Some have put the blame on the convoluted regulatory landscape that requires a provider team up with a bank. In written responses to questions, Finmark Trust, which promotes financial inclusion of the poor, agrees that regulation is a factor, but adds that the availability of more sophisticated services is also an inhibitor.

"The existing financial infrastructure (sophisticated banking system), including bricks and mortar banks, ATMs, POS, retailer money transfers, etc., has reduced the need for mobile money solutions."

Can banks reach the poor?

It noted that the low use of even mobile banking among lower LSM classes is clear evidence that 'that technology does not effectively reach this market'.

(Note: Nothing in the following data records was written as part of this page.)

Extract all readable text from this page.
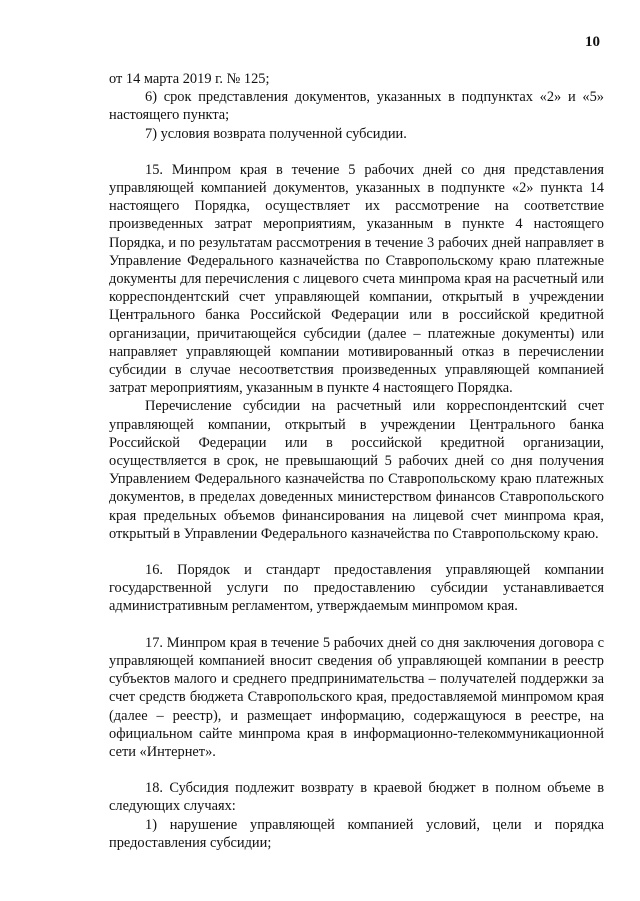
10

от 14 марта 2019 г. № 125;

6) срок представления документов, указанных в подпунктах «2» и «5» настоящего пункта;

7) условия возврата полученной субсидии.

15. Минпром края в течение 5 рабочих дней со дня представления управляющей компанией документов, указанных в подпункте «2» пункта 14 настоящего Порядка, осуществляет их рассмотрение на соответствие произведенных затрат мероприятиям, указанным в пункте 4 настоящего Порядка, и по результатам рассмотрения в течение 3 рабочих дней направляет в Управление Федерального казначейства по Ставропольскому краю платежные документы для перечисления с лицевого счета минпрома края на расчетный или корреспондентский счет управляющей компании, открытый в учреждении Центрального банка Российской Федерации или в российской кредитной организации, причитающейся субсидии (далее – платежные документы) или направляет управляющей компании мотивированный отказ в перечислении субсидии в случае несоответствия произведенных управляющей компанией затрат мероприятиям, указанным в пункте 4 настоящего Порядка.

Перечисление субсидии на расчетный или корреспондентский счет управляющей компании, открытый в учреждении Центрального банка Российской Федерации или в российской кредитной организации, осуществляется в срок, не превышающий 5 рабочих дней со дня получения Управлением Федерального казначейства по Ставропольскому краю платежных документов, в пределах доведенных министерством финансов Ставропольского края предельных объемов финансирования на лицевой счет минпрома края, открытый в Управлении Федерального казначейства по Ставропольскому краю.

16. Порядок и стандарт предоставления управляющей компании государственной услуги по предоставлению субсидии устанавливается административным регламентом, утверждаемым минпромом края.

17. Минпром края в течение 5 рабочих дней со дня заключения договора с управляющей компанией вносит сведения об управляющей компании в реестр субъектов малого и среднего предпринимательства – получателей поддержки за счет средств бюджета Ставропольского края, предоставляемой минпромом края (далее – реестр), и размещает информацию, содержащуюся в реестре, на официальном сайте минпрома края в информационно-телекоммуникационной сети «Интернет».

18. Субсидия подлежит возврату в краевой бюджет в полном объеме в следующих случаях:

1) нарушение управляющей компанией условий, цели и порядка предоставления субсидии;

Yet, the picture isn't entirely gloomy. The Finscope 2014 banking survey revealed financially included adults in SA have grown from 17.7 million in 2004 to 31.4 in 2014. People who rely solely on informal financial systems have dropped by nearly a million in that same period. That said, between 2013 and 2014, formal inclusion rates virtually stalled, while informal rates grew.

Despite strong pressure from government, the big banks have struggled to meet the needs of the ten million 'unbanked' South Africans. Successful solutions, says Chris Wood, head of emerging payments, strategy and regulation at Nedbank, will not provide typical banking services, but rather deliver new facilities, such as mobile payments and transfers, which provide value to people's lives.

Technology is not a silver bullet. Although new platforms have given banks some agility, the real barriers appear to be cultural, typified by poor communication and a lack of real product innovation. It seems South African banks are mainly benefitting from implementing strategies in other markets, such as apps and smart devices, and failing to properly localise other success stories like mobile money. The fault is not entirely theirs, but it does suggest a remedy beyond simply switching technology.